The forint headed for the biggest three-day retreat in 1 1/2 years and bond yields climbed on concern the Federal Reserve will cut debt purchases and Hungary’s central bank may keep lowering rates.
Hungary’s currency weakened 0.6 percent to 296.13 per euro by 1:55 p.m. in Budapest, extending the decline in the past three days to 3.3 percent, the worst depreciation for any three-day period since November 2011. The forint has gained 1.1 percent in May, the third-best performance among major currencies tracked by Bloomberg. The 10-year yield climbed to the highest in more than a month.

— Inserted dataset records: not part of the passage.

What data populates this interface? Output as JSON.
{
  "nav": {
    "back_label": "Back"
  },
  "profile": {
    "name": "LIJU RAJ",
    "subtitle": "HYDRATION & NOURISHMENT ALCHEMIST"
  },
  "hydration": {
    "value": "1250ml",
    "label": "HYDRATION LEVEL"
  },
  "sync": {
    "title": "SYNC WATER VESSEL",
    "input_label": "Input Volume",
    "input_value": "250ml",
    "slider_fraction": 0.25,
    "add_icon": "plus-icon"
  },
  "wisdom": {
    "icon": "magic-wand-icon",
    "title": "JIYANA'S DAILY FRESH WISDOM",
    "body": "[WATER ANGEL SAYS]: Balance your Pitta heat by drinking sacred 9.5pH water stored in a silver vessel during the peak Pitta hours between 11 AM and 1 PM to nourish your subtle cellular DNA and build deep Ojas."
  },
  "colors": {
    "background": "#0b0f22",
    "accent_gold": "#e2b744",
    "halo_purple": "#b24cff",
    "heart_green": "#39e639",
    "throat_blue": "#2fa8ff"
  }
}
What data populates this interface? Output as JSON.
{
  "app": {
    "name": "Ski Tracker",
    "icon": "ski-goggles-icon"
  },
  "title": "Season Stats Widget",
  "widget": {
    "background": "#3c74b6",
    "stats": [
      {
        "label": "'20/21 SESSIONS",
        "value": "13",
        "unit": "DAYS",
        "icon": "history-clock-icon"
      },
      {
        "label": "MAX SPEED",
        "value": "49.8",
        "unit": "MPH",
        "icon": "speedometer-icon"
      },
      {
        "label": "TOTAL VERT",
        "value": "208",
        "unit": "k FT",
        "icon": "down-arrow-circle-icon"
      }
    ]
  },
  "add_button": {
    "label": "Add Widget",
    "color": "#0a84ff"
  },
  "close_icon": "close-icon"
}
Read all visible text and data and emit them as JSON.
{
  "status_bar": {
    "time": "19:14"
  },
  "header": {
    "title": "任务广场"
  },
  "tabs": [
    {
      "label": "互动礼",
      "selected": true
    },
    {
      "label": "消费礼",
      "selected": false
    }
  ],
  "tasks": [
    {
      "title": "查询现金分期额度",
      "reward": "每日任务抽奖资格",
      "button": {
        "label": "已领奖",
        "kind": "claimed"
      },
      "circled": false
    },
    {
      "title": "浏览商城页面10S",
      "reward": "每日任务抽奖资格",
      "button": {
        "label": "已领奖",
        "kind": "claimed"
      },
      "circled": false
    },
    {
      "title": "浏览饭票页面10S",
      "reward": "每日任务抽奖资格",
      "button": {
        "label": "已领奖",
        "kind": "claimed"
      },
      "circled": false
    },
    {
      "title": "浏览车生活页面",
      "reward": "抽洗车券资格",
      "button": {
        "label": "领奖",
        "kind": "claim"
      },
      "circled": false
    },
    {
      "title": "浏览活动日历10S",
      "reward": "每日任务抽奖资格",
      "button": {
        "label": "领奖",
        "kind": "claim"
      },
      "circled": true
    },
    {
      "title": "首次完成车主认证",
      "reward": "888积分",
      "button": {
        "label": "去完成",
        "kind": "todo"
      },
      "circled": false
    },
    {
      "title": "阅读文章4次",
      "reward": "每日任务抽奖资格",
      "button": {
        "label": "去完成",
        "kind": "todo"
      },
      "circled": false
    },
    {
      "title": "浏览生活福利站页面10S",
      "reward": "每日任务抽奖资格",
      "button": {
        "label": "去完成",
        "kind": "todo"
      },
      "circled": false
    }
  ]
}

There’s “tectonic shift” in emerging markets on speculation when the Fed will reduce its asset purchases, Guillaume Salomon, a London-based strategist at Societe Generale SA, wrote in a research report today. The “dovish” stance of the central bank is adding to the forint’s woes, he said.
Investors should use the increased risk aversion to sell the forint and the zloty and buy euros, Salomon wrote. While central bank stimulus measures and near-zero rates in the U.S., Europe and Japan sent Hungary’s currency to its strongest level in 2013 and bond yields to record lows this month, Fed Chairman Ben S. Bernanke said last week the central bank could reduce the pace of bond purchases if there is a sustained improvement in growth.
The Magyar Nemzeti Bank reduced its benchmark rate by 25 basis points to 4.5 percent on May 28 in a 10th consecutive month of easing, saying further cuts are possible if favorable sentiment in financial markets is sustained.
The central bank is considering a way of signaling to markets principles for ending the rate-cut cycle, Deputy President Adam Balog said, state news agency MTI reported today. Policy makers have no interest-rate target, he said.
The yield on 10-year bonds jumped 20 basis points, or 0.2 percentage point, to 5.766 percent, up from a record-low 4.93 percent on May 16.
“The phenomenon isn’t country-specific,” Imre Kerekgyarto, a Budapest-based trader at Commerzbank AG, wrote in an e-mail to clients today. “A selling wave is sweeping through the whole emerging universe.”
The European Commission on May 29 recommended releasing Hungary from its excessive deficit procedure for the first time since 2004. The move, which needs the approval of European Union finance ministers at a meeting next month, will help avert the threat of cuts in development aid and would also widen the government’s policy room, Prime Minister Viktor Orban said in an Inforadio interview yesterday. Orban, who took office in 2010, faces elections next year.
Orban’s comment on the increased room to maneuver contributed to the forint weakness, according to Commerzbank.